Entendu causer dans le poste de radio un triste voyageur qui abandonne son idée de vacances en Estonie pour cause de grève d'une partie du personnel d'un aéroport. Pas content le monsieur qui se demandait à haute voix pourquoi c'était lui qui trinquait à cause d'un conflit dont il n'a pas la moindre possibilité d'influence. Ah ben oui, voilà une question qu'elle est pas bête !

Pourquoi donc emmerder le populo quand on n'est pas content au lieu d'aller s'expliquer avec la direction ? Parce que ça a marché pendant des lustres peut-être.

Le droit de grève conquis de haute lutte fut une avancée considérable, c'était enfin avoir un moyen de pression conséquent contre des employeurs qui refusaient d'entendre les revendications et qui devaient les satisfaire par le dialogue d'après blocage. Mieux encore, il fut interdit aux employeurs de fermer les lieux de travail si les salariés se mettaient en colère. Pas moyen d'échapper à la grogne pour le patron qui devait bien finir par discuter avec ses gars-zé-filles parce que, l'air de rien il perdait un max de pognon avec son usine-magasin-commerce-atelier au repos forcé. 

Mais voilà-t-il pas que le monde change, qu'un petit président explique doctement que quand il y a une grève en France personne ne s'en aperçoit. Effectivement personne d'important comme lui ne s'en aperçoit parce qu'il y a toujours un plan B si l'avion de ligne ou le train restent à ronfler au hangar, une limousine et un chauffeur, un jet privé, un hélico, une trottinette.... Pour la trottinette je suis pas sûre...

La grève actuelle copiée sur les anciennes, les héroïques, ne gène plus que les gens ordinaires.

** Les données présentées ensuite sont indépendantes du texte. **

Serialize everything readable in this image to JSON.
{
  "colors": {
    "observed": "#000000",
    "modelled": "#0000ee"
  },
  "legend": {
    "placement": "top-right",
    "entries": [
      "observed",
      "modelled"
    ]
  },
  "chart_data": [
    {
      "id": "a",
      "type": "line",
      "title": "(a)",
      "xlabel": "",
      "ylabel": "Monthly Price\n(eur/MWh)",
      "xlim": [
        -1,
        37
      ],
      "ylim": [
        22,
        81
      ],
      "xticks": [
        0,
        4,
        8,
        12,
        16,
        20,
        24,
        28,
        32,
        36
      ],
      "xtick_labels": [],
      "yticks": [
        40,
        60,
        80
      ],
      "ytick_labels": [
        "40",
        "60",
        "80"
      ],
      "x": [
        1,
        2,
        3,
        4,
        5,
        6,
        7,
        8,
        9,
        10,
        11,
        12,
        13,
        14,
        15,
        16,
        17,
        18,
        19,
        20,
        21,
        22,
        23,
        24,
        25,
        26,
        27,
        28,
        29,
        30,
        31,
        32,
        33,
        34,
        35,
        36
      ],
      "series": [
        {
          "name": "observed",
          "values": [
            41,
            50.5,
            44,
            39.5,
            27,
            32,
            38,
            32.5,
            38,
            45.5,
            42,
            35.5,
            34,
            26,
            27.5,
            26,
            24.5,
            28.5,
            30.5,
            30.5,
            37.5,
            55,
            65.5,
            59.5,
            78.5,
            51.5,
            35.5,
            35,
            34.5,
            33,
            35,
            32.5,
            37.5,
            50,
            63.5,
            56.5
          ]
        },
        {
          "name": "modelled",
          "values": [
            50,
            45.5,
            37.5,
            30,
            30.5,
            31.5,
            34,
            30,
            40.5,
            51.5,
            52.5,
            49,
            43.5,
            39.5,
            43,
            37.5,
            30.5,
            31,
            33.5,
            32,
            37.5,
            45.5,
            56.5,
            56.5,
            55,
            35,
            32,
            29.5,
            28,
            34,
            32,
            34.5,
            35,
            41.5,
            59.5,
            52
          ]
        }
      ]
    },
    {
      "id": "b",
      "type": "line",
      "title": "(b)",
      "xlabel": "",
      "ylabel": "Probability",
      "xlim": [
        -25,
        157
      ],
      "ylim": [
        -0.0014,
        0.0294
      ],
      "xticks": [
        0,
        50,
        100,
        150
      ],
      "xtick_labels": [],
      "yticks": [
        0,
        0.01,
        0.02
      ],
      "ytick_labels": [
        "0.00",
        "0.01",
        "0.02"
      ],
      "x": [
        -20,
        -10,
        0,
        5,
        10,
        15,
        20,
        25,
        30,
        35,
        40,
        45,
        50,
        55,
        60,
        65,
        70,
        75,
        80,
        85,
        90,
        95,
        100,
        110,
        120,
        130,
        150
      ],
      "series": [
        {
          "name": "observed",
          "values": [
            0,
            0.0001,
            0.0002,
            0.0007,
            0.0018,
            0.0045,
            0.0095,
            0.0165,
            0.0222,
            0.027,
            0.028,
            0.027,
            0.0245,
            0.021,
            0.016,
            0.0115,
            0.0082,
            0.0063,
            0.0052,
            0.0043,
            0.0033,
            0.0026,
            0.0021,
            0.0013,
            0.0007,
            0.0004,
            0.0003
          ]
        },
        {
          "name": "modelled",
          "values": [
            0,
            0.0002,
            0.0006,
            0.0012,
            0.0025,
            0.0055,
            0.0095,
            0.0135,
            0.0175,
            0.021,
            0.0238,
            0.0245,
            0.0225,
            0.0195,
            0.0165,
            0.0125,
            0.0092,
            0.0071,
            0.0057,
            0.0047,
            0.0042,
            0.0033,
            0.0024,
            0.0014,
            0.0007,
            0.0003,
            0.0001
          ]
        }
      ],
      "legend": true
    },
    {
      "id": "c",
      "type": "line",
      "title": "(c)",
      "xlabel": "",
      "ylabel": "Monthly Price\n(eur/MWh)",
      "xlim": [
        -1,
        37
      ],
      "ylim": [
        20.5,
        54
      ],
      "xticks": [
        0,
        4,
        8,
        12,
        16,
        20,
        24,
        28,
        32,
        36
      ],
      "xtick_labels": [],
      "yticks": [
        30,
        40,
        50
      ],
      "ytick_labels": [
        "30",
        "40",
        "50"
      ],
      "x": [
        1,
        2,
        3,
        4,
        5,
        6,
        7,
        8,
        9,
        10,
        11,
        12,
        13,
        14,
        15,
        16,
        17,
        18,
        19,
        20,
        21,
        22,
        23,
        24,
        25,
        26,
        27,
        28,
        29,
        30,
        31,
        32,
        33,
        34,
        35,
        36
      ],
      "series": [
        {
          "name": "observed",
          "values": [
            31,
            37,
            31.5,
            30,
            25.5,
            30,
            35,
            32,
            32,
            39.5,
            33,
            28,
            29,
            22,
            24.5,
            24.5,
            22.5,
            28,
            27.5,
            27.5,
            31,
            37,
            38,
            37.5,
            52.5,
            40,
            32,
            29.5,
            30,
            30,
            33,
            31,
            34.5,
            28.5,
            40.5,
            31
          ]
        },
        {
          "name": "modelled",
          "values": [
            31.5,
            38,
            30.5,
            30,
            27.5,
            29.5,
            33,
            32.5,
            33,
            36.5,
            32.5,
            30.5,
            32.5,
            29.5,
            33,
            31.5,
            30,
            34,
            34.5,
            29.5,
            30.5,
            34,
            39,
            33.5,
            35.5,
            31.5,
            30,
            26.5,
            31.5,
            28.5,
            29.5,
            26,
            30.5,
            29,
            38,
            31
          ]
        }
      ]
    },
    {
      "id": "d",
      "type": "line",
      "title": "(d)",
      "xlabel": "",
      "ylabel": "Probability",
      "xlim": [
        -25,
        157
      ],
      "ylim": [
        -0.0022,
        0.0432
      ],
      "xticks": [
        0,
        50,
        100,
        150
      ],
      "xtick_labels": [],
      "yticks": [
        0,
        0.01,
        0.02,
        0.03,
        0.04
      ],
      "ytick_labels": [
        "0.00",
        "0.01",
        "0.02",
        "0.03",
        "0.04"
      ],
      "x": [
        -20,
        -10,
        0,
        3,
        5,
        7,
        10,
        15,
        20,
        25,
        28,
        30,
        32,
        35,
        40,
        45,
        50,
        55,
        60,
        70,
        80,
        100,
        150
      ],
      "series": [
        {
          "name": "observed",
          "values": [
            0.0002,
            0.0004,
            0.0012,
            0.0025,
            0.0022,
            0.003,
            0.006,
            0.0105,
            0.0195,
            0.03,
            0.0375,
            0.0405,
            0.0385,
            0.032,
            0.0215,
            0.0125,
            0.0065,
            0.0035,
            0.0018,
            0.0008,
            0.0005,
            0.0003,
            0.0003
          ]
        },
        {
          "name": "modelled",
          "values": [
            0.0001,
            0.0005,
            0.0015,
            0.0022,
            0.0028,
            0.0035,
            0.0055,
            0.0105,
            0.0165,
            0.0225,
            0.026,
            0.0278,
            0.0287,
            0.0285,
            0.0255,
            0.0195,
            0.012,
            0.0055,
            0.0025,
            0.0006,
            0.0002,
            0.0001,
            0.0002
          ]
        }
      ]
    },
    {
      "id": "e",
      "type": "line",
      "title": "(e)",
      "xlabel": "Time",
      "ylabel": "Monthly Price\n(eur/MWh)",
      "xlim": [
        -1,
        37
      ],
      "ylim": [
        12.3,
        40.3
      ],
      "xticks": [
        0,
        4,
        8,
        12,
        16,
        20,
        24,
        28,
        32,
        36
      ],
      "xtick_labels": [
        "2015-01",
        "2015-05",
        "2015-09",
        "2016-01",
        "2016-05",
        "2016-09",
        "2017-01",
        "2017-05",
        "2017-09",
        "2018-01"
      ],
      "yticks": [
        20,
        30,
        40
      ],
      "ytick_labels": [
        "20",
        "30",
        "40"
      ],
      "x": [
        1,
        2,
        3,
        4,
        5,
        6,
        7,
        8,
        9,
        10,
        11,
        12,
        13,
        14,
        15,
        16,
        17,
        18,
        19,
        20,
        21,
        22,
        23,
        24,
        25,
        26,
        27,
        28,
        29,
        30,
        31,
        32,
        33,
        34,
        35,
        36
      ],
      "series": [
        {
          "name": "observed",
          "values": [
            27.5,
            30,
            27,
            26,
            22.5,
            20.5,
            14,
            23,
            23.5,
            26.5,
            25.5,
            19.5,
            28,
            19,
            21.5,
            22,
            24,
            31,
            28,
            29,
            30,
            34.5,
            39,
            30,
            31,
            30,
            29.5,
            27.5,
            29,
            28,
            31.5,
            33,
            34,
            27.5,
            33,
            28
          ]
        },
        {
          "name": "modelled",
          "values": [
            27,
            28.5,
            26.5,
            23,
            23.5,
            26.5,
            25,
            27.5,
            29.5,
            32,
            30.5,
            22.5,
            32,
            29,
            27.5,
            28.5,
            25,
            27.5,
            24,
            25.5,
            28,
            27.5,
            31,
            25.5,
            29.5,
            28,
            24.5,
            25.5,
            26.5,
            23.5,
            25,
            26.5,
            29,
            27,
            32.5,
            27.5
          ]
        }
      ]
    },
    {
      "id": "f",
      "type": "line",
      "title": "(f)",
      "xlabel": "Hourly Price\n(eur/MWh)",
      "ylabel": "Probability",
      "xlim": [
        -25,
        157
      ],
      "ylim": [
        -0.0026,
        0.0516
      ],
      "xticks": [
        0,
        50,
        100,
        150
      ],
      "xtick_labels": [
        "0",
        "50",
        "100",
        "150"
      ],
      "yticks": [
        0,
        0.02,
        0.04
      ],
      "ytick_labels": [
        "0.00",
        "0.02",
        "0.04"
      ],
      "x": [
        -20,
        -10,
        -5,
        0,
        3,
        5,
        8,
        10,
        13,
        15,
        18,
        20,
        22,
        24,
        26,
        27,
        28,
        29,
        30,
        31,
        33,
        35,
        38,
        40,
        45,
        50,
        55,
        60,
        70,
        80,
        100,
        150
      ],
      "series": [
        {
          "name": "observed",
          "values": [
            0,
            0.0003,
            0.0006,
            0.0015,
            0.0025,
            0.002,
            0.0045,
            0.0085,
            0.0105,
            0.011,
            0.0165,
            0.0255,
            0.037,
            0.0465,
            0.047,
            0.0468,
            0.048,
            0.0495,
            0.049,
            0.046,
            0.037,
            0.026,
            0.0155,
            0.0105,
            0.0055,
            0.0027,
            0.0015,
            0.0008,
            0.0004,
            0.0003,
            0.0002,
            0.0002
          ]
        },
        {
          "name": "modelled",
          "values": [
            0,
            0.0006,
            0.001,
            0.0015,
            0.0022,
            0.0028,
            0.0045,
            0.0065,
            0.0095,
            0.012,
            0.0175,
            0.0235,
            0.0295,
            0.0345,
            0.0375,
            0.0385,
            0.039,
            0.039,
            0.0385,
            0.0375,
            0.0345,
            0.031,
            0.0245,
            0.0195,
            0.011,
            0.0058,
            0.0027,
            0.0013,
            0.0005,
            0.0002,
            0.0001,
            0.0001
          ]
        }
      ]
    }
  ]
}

Je râle, je suis pas content ben tiens, je fais grève, journée des bras croisés et toc... Et bien non, pas toc ! Une grève n'empêche plus l'économie de fonctionner, les actionnaires de gagner des sous avec de l'argent qui bosse pour eux, la finance ça fait pas grève, pas son genre et surtout pas le besoin !

Même une bonne grosse grève bien nationale comme celles qui se sont succédé contre la réforme des retraites des fonctionnaires n'a rien fait bouger.

Alors quoi ?

Maintenant le droit de grève accordé à toutes et tous n'est réellement possible que pour les fonctionnaires ou les employés d'une grosse entreprise. Si l'entreprise est en cours de déménagement ailleurs dans un pays à main-d'œuvre moins onéreuse ou que le matériel a déménagé dans le sombre d'une nuit, ça s'est déjà vu ça, pas la peine de se geler à battre le pavé, c'est foutu.

Alors quoi ?

Les petites entreprises, pas plus le patron que ses salariés, les agriculteurs, les artisans peuvent bien faire grève, il n'y a qu'eux que ça va emmerder.

Alors quoi ?

Bah chais pô moi..... On se croise tous et toutes les bras du plus jeune au plus vieux pendant deux jours, deux petits jours seulement. On choisit un moment propice à la promenade, les gars de la météo donneront le top-départ. Et puis chacun sort de son coin avec un truc à becqueter dans son cabas et rejoint ses congénères pour manger, boire, discuter, rigoler, échanger des bouquins, des idées, des bêtises.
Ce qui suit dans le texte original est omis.